3. OCIOSIDADE, RÉDEA SOLTA, BANCA ARDENTE
– João Salgueiro diz que o melhor seria mesmo nacionalizar o Novo Banco. Mas diz que “o problema é que a experiência que temos com bancos nacionalizados não tem sido boa.” Desculpe, … e a experiência com a gestão privada tem sido boa?!
– Ana Botin, a mão que segura o Santander, elogia a gestão macroeconómica do governo português. Na inauguração das novas instalações do banco um autêntico desfile de personalidades associadas à decadência do capitalismo-zinho lusitano, que belo contraste.

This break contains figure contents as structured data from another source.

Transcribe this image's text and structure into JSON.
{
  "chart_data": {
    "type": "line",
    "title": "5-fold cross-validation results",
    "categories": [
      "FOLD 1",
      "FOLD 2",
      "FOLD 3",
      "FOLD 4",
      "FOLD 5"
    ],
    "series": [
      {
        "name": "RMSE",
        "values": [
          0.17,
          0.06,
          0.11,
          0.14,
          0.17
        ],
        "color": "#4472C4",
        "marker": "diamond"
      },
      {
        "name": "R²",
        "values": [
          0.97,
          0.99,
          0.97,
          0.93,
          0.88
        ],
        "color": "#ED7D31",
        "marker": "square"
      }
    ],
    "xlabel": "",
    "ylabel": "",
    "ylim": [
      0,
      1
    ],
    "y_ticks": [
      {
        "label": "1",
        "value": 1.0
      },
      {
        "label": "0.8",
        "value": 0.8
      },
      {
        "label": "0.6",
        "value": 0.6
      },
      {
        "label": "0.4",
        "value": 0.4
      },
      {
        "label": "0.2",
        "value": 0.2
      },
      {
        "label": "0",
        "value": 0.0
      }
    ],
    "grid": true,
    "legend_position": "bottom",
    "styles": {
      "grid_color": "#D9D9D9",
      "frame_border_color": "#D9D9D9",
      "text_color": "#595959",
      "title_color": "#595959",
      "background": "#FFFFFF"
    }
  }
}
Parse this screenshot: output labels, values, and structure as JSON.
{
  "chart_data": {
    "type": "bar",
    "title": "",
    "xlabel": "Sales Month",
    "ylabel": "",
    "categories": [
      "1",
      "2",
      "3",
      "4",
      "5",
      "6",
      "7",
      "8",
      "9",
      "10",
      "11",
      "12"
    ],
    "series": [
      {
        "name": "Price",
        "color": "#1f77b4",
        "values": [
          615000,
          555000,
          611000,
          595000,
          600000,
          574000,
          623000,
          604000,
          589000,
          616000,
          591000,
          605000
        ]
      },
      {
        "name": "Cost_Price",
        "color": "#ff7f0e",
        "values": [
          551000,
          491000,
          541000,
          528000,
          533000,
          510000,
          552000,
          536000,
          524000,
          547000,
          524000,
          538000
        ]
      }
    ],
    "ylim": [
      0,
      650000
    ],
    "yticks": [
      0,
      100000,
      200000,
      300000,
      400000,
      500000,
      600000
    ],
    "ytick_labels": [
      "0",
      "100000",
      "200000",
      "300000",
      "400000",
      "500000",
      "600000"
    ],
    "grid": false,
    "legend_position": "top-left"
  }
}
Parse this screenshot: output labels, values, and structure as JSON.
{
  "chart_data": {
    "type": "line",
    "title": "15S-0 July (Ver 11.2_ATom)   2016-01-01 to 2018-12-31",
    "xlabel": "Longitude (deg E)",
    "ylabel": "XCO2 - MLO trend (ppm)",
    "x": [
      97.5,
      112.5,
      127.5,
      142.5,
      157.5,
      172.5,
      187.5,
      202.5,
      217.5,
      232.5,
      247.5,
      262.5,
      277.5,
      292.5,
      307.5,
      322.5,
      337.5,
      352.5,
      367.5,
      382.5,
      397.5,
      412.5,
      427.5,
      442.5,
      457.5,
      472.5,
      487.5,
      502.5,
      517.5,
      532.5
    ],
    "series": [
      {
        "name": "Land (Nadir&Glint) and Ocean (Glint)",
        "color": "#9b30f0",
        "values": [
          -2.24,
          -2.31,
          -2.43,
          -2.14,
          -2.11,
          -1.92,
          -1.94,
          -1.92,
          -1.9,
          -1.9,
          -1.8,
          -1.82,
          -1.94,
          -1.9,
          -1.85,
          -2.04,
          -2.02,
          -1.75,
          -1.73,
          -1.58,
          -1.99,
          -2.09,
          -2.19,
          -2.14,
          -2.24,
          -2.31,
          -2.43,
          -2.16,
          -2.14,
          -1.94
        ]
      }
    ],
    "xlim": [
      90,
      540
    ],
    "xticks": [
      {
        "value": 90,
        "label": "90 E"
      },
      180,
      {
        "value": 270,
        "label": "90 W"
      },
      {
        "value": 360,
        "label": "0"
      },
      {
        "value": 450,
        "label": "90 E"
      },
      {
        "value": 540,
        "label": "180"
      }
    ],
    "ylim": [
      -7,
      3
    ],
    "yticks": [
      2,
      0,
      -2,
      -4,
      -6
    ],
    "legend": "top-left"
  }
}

– Por falar em bancos, já cá faltava o Banco. Não só temos um regulador que não regula como temos um dos Bancos Centrais mais inflacionado em termos de número e de custo dos seus funcionários. E que anda a maior parte deles a fazer? Uns andam a circular entre o Banco e a banca: veja-se o caso do director de supervisão que foi recrutado à banca, pouco aqueceu o lugar, e agora tudo indica que vai voltar de novo à banca.
Também é instrutivo perceber o que faz o resto dos funcionários, os quais aparentemente andam com demasiado tempo nas mãos e (pasme-se) cada vez empregam mais tempo em puro trabalho académico sem QUALQUER relação com as funções do Banco: aqui se revela como há disponibilidade para tudo, até para se andarem a entreter aos argumentos contra a tributação da riqueza (!).
– já agora … A Associação Batoto Yetu Portugal, que desenvolve trabalho real, com jovens e crianças desfavorecidos mas interessados em cultura africana, também irá inaugurar instalações! Mas contrário de outras entidades que nadam em dinheiro enquanto deixam o país afundar aqui passa-se algo de diferente: está em marcha um movimento de apoio completamente voluntário, eis o link para a campanha de crowdfunding. Também contrariamente a outros casos (vem à ideia a banca portuguesa, porque será?!), o retorno positivo é mesmo garantido.